= Hannah Ball =

English Wesleyan methodist

Hannah Ball (1734–1792) was an English Wesleyan methodist and pioneer of the Sunday school.

==Life==
Ball was born on 13 March 1734. When John Wesley and other Methodist preachers visited High Wycombe, in Bucks where she lived for most of her life, she was attracted by their teaching. In 1766 she began to keep a diary, some extracts of which have been published. Several of the letters that passed between her and Wesley have also been printed. By Wesley's advice she broke off an engagement to be married to one who, in the language of the sect, was 'an ungodly man.' She was a mystic, and Wesley warns her that 'a clear revelation of several persons in the ever blessed Trinity was by no means a sure trial to Christian perfection.'

Hannah Ball died on 16 August 1792.

==Sunday schools==
In 1769 she began a Sunday school. It was continued by her sister Anne, was reorganised in 1801, and lasted late into the nineteenth century.

The germ of the modern Sunday school may be traced in the methods of instruction established by Luther, John Knox, and St. Charles Borromeo. There are traces of them in France in the seventeenth century. The Rev. Joseph Alleine was in the habit of drawing young pupils together for instruction on the Sunday. Bishop Thomas Wilson instituted such schools in the Isle of Man in 1703. The Seventh Day Baptists had one between 1740 and 1747 at Euphrata, Pennsylvania.

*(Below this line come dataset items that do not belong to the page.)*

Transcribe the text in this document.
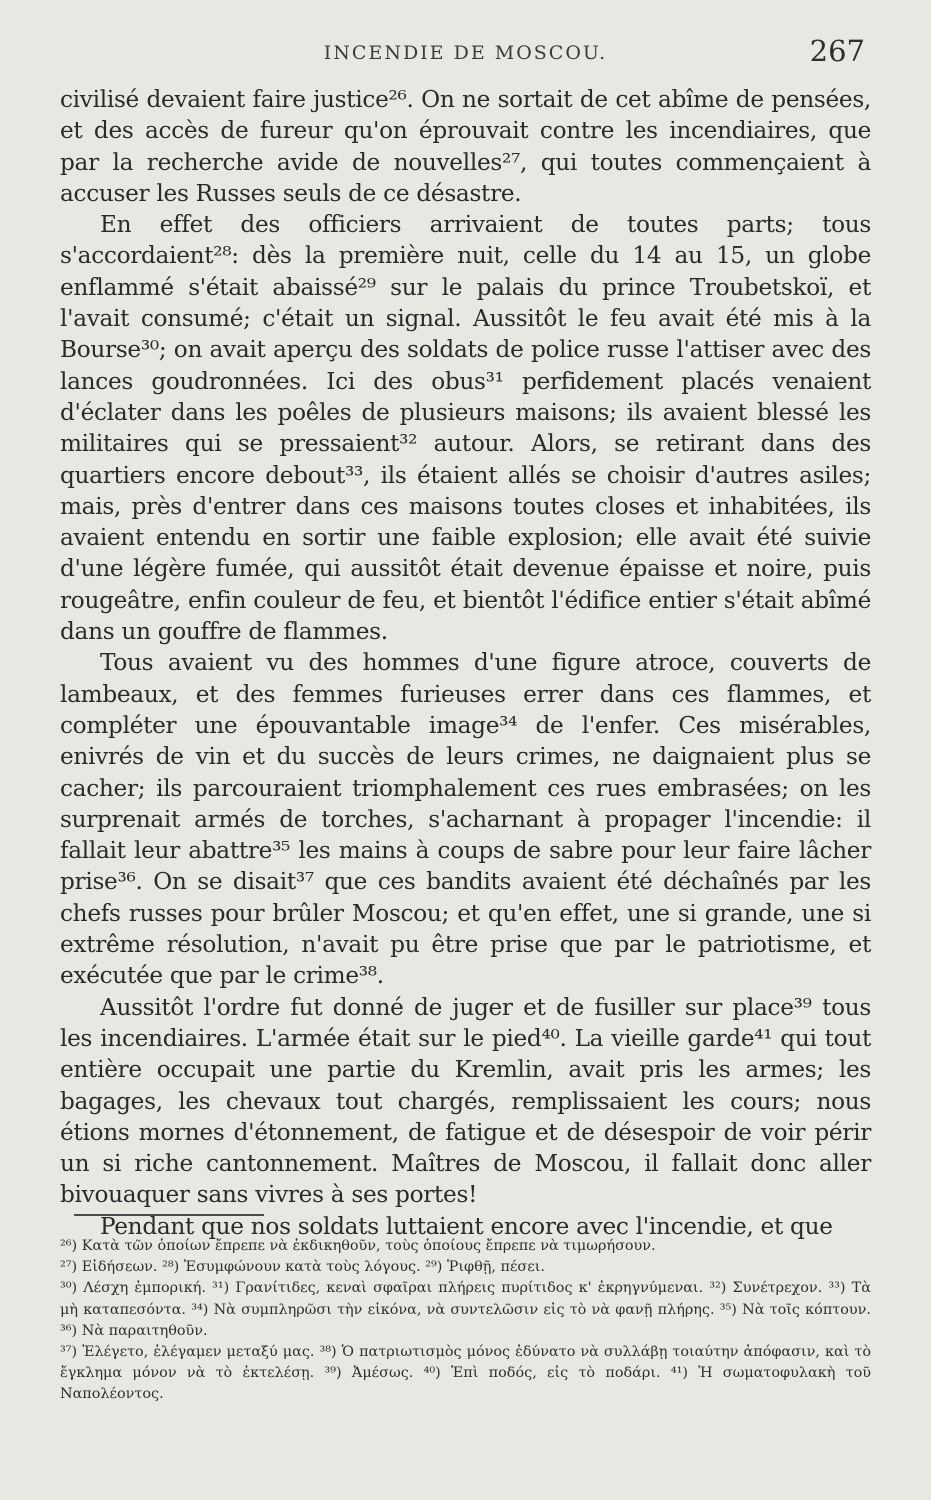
INCENDIE DE MOSCOU.	267

civilisé devaient faire justice²⁶. On ne sortait de cet abîme de pensées, et des accès de fureur qu'on éprouvait contre les incendiaires, que par la recherche avide de nouvelles²⁷, qui toutes commençaient à accuser les Russes seuls de ce désastre.

En effet des officiers arrivaient de toutes parts; tous s'accordaient²⁸: dès la première nuit, celle du 14 au 15, un globe enflammé s'était abaissé²⁹ sur le palais du prince Troubetskoï, et l'avait consumé; c'était un signal. Aussitôt le feu avait été mis à la Bourse³⁰; on avait aperçu des soldats de police russe l'attiser avec des lances goudronnées. Ici des obus³¹ perfidement placés venaient d'éclater dans les poêles de plusieurs maisons; ils avaient blessé les militaires qui se pressaient³² autour. Alors, se retirant dans des quartiers encore debout³³, ils étaient allés se choisir d'autres asiles; mais, près d'entrer dans ces maisons toutes closes et inhabitées, ils avaient entendu en sortir une faible explosion; elle avait été suivie d'une légère fumée, qui aussitôt était devenue épaisse et noire, puis rougeâtre, enfin couleur de feu, et bientôt l'édifice entier s'était abîmé dans un gouffre de flammes.

Tous avaient vu des hommes d'une figure atroce, couverts de lambeaux, et des femmes furieuses errer dans ces flammes, et compléter une épouvantable image³⁴ de l'enfer. Ces misérables, enivrés de vin et du succès de leurs crimes, ne daignaient plus se cacher; ils parcouraient triomphalement ces rues embrasées; on les surprenait armés de torches, s'acharnant à propager l'incendie: il fallait leur abattre³⁵ les mains à coups de sabre pour leur faire lâcher prise³⁶. On se disait³⁷ que ces bandits avaient été déchaînés par les chefs russes pour brûler Moscou; et qu'en effet, une si grande, une si extrême résolution, n'avait pu être prise que par le patriotisme, et exécutée que par le crime³⁸.

Aussitôt l'ordre fut donné de juger et de fusiller sur place³⁹ tous les incendiaires. L'armée était sur le pied⁴⁰. La vieille garde⁴¹ qui tout entière occupait une partie du Kremlin, avait pris les armes; les bagages, les chevaux tout chargés, remplissaient les cours; nous étions mornes d'étonnement, de fatigue et de désespoir de voir périr un si riche cantonnement. Maîtres de Moscou, il fallait donc aller bivouaquer sans vivres à ses portes!

Pendant que nos soldats luttaient encore avec l'incendie, et que

²⁶) Κατὰ τῶν ὁποίων ἔπρεπε νὰ ἐκδικηθοῦν, τοὺς ὁποίους ἔπρεπε νὰ τιμωρήσουν.

²⁷) Εἰδήσεων. ²⁸) Ἐσυμφώνουν κατὰ τοὺς λόγους. ²⁹) Ῥιφθῇ, πέσει.

³⁰) Λέσχη ἐμπορική. ³¹) Γρανίτιδες, κεναὶ σφαῖραι πλήρεις πυρίτιδος κ' ἐκρηγνύμεναι. ³²) Συνέτρεχον. ³³) Τὰ μὴ καταπεσόντα. ³⁴) Νὰ συμπληρῶσι τὴν εἰκόνα, νὰ συντελῶσιν εἰς τὸ νὰ φανῇ πλήρης. ³⁵) Νὰ τοῖς κόπτουν. ³⁶) Νὰ παραιτηθοῦν.

³⁷) Ἐλέγετο, ἐλέγαμεν μεταξύ μας. ³⁸) Ὁ πατριωτισμὸς μόνος ἐδύνατο νὰ συλλάβῃ τοιαύτην ἀπόφασιν, καὶ τὸ ἔγκλημα μόνον νὰ τὸ ἐκτελέσῃ. ³⁹) Ἀμέσως. ⁴⁰) Ἐπὶ ποδός, εἰς τὸ ποδάρι. ⁴¹) Ἡ σωματοφυλακὴ τοῦ Ναπολέοντος.
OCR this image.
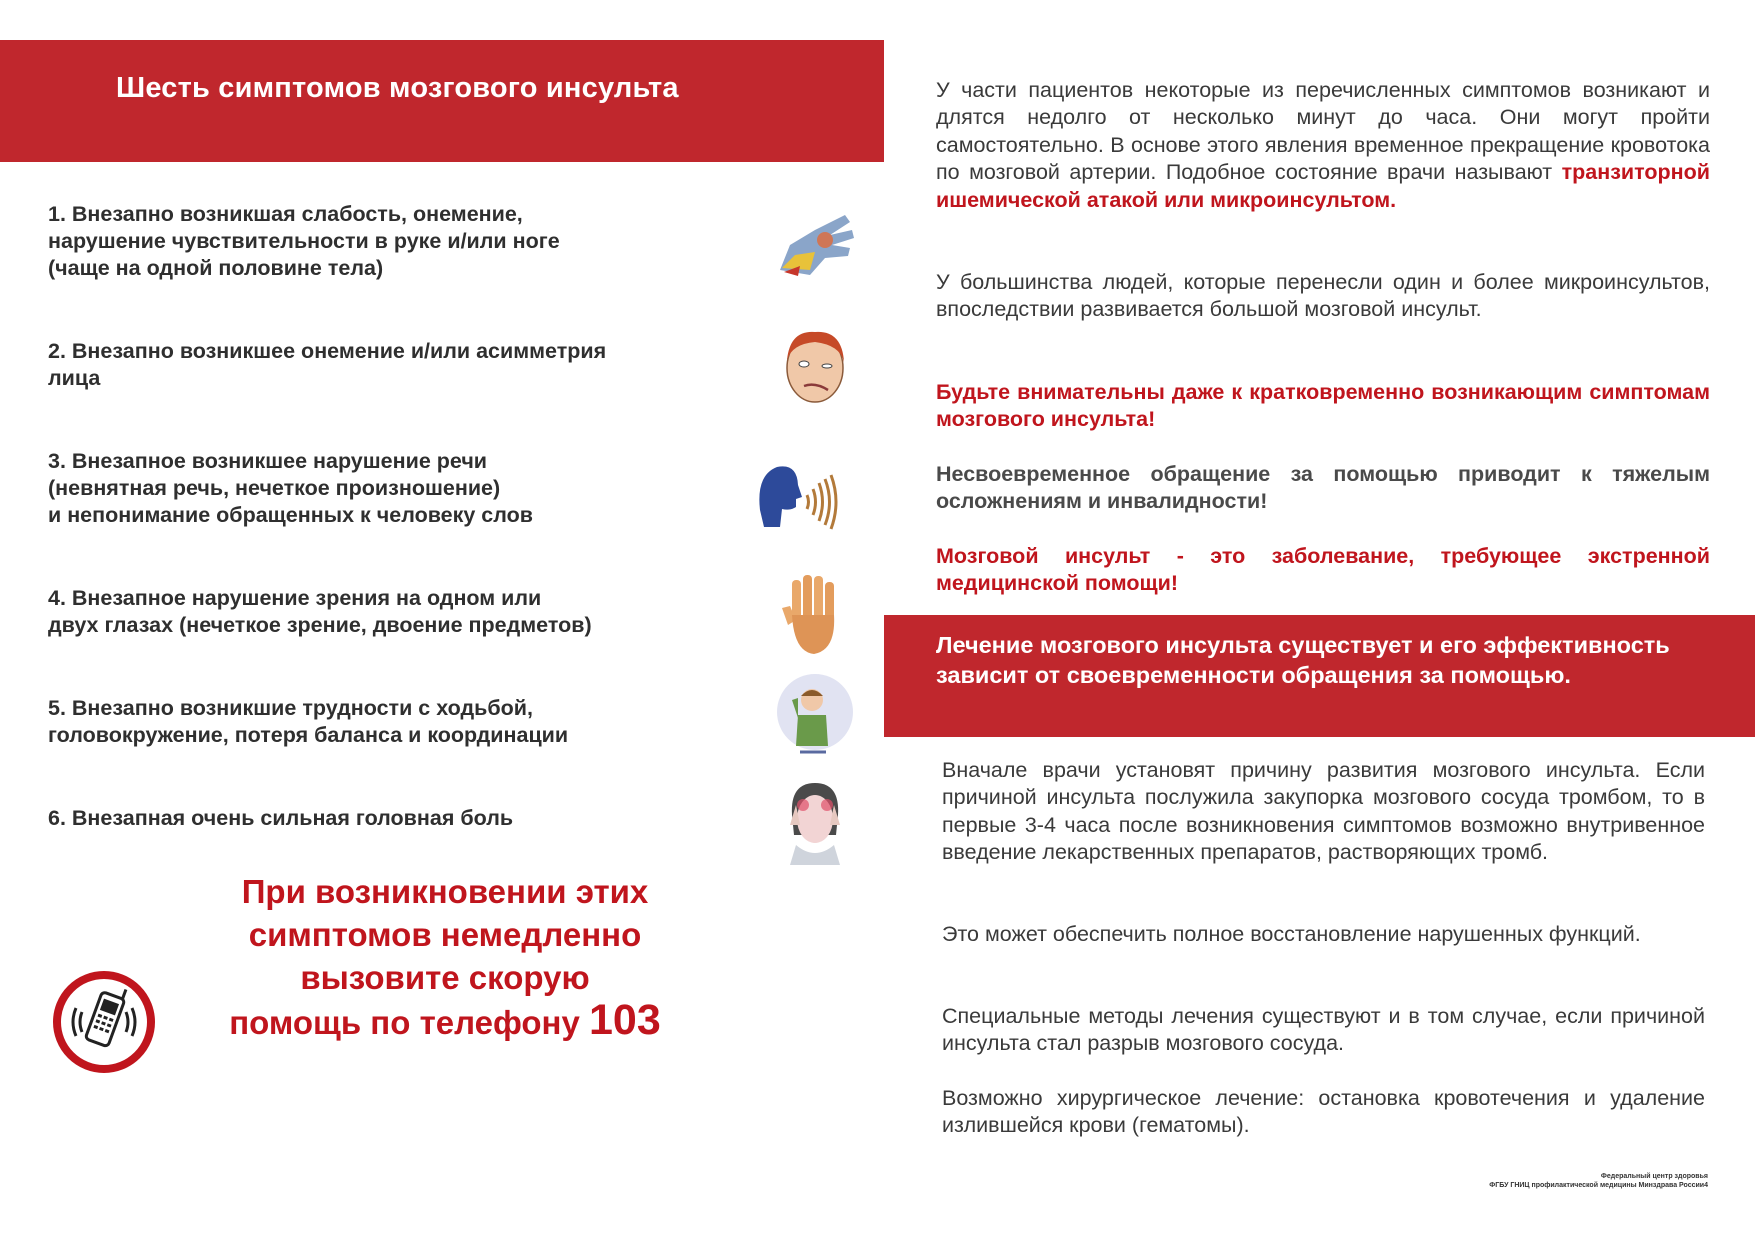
Шесть симптомов мозгового инсульта
1. Внезапно возникшая слабость, онемение,
нарушение чувствительности в руке и/или ноге
(чаще на одной половине тела)
2. Внезапно возникшее онемение и/или асимметрия
лица
3. Внезапное возникшее нарушение речи
(невнятная речь, нечеткое произношение)
и непонимание обращенных к человеку слов
4. Внезапное нарушение зрения на одном или
двух глазах (нечеткое зрение, двоение предметов)
5. Внезапно возникшие трудности с ходьбой,
головокружение, потеря баланса и координации
6. Внезапная очень сильная головная боль
При возникновении этих
симптомов немедленно
вызовите скорую
помощь по телефону 103
У части пациентов некоторые из перечисленных симптомов возникают и длятся недолго от несколько минут до часа. Они могут пройти самостоятельно. В основе этого явления временное прекращение кровотока по мозговой артерии. Подобное состояние врачи называют транзиторной ишемической атакой или микроинсультом.
У большинства людей, которые перенесли один и более микроинсультов, впоследствии развивается большой мозговой инсульт.
Будьте внимательны даже к кратковременно возникающим симптомам мозгового инсульта!
Несвоевременное обращение за помощью приводит к тяжелым осложнениям и инвалидности!
Мозговой инсульт - это заболевание, требующее экстренной медицинской помощи!
Лечение мозгового инсульта существует и его эффективность зависит от своевременности обращения за помощью.
Вначале врачи установят причину развития мозгового инсульта. Если причиной инсульта послужила закупорка мозгового сосуда тромбом, то в первые 3-4 часа после возникновения симптомов возможно внутривенное введение лекарственных препаратов, растворяющих тромб.
Это может обеспечить полное восстановление нарушенных функций.
Специальные методы лечения существуют и в том случае, если причиной инсульта стал разрыв мозгового сосуда.
Возможно хирургическое лечение: остановка кровотечения и удаление излившейся крови (гематомы).
Федеральный центр здоровья
ФГБУ ГНИЦ профилактической медицины Минздрава России4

In 1763 Mrs. Catharine Cappe and the Rev. Theophilus Lindsey had such a gathering of the young at Catterick. Dr. Kennedy, about 1770, established one in Bright parish, co. Down. In 1778 the Rev. David Simpson opened one at Macclesfield. There was another at Little Lever, taught by 'Owd Jemmy o' th' Hey,' whose services were paid for by a wealthy piper-maker, Adam Crompton. These and others preceded the experiment made at Gloucester in 1783 by Robert Raikes, who is often described as the founder of Sunday schools.